Mobil Nigeria plc posted an 84 percent rise in profit despite delayed subsidy payment and currency volatility that expose firms operating in the downstream oil and gas sector to financial risk.
The 2014 audited financial statement showed net income climbed to N6.39bn from N3.48bn in the same period of the corresponding year (FY) 2013, while sales increased by 1 percent to N79.58bn.
Mobil, a major player in the downstream oil and gas sector beat expectation with its impressive results at the top and bottom line level despite tough operating environment bedevilling businesses in Nigeria.
Firms operating in this sector are exposed to exchange rate risks as the recent devaluation of the country’s currency means the naira value of dollar denominated debt in their capital structure may swell thus increasing financial risk.
These firms borrow money from banks to fund the importation of refined petroleum products.
Also stunting growth of firms is delay in subsidy payment which hinders them from paying loans owned to banks hence spiraling borrowing costs.
“The current subsidy regime on premium motor spirit (PMS) continues to weigh heavily on the sector,” said Uwadiae Osadiaye, equity analyst with FBN Capital in a March 24 note.
“Although the federal government continues to reassure stakeholders of its commitment to maintain the fixed-price regime, persistent delays in subsidy re-imbursements reduce operational efficiency whilst increasing the industry’s risk assessment by banks,” said Osadiaye.

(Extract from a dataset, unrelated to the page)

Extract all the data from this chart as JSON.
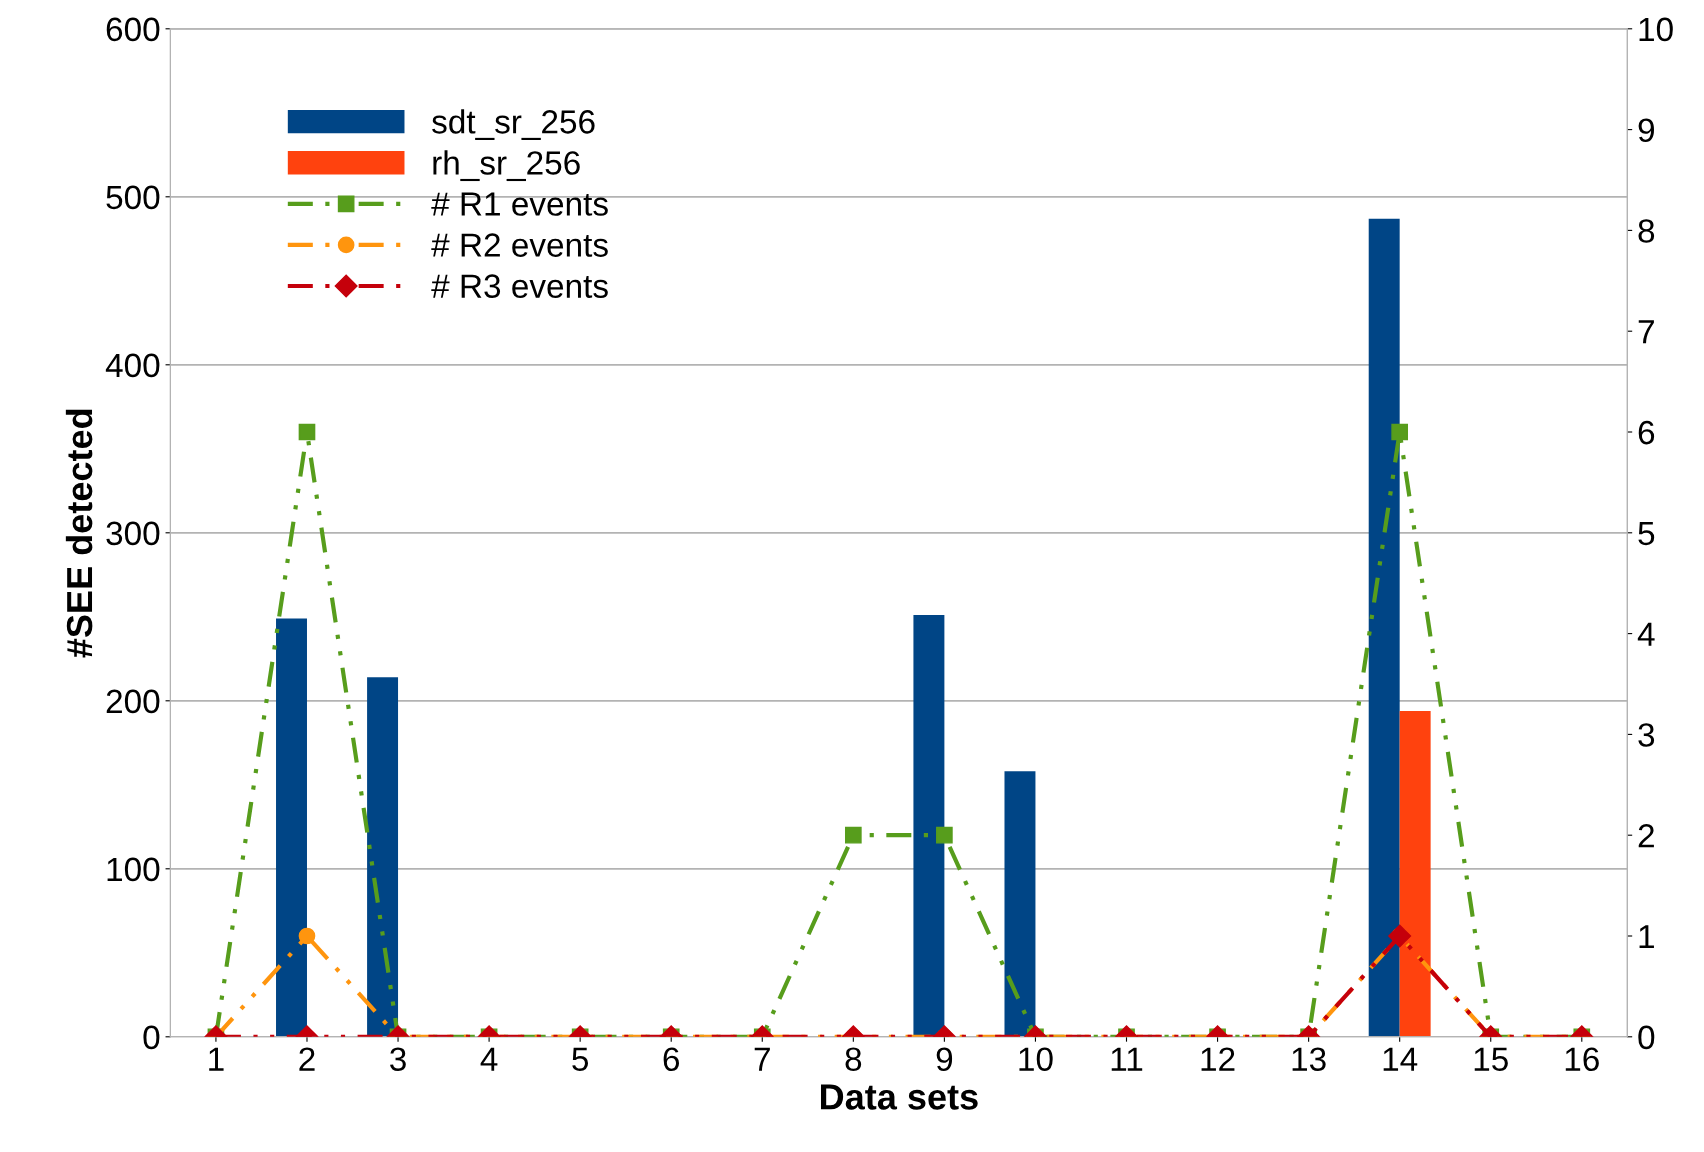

The value of presently outstanding subsidy payments was put at N300bn, with the FGN committing to clear about half of this amount before the end of the year.
This means lies ahead for the downstream sector as bills of laden executed before the devaluation, the subsidy repayment will be based on the pre-devaluation exchange rate and only bills executed after the devaluation will be refunded using the devalued exchange rate.
Further analysis of Mobil’s financial statement showed cost of sales ratio was as high as 86.50 percent, leaving a low net profit margin that makes the company susceptible to currency devaluation.
Mobil’s gross margins were likely hurt by fears surrounding the devaluation of the naira and persistent product shortages in the fourth quarter of the year.
The company was able to cut costs as operating expenses and cost of sales remained flattish at N86bn and N7.3bn respectively.
Direct costs attributable to projects were effectively managed as gross profit increased by 8.04 percent to N10.74bn as against N9.94bn last year while gross profit margin remained increase to 13.97 in 2014 from 12.62 percent in 2013.
Total assets were up by 20.87 percent to N49.22bn as against N40.72 percent as at December 2013.
“Mobil proposed a DPS of N6.60 which works out to a dividend yield of just 4.6 percent and a pay-out ratio of around 39 percent, which differs significantly from a five year average of 70 percent. The proposed dividend compares to our 2014 DPS estimate of N13.0 and consensus N11.1 respectively,” said analysts at FBN Capital.
“In addition to these, delays in repayment of subsidies by the federal government weigh on the liquidity of these firms, leading to higher interest costs,” said Osadiaye.
Mobil’s share price closed at N145 on the floor of the exchange while market capitalisation was N52.28bn.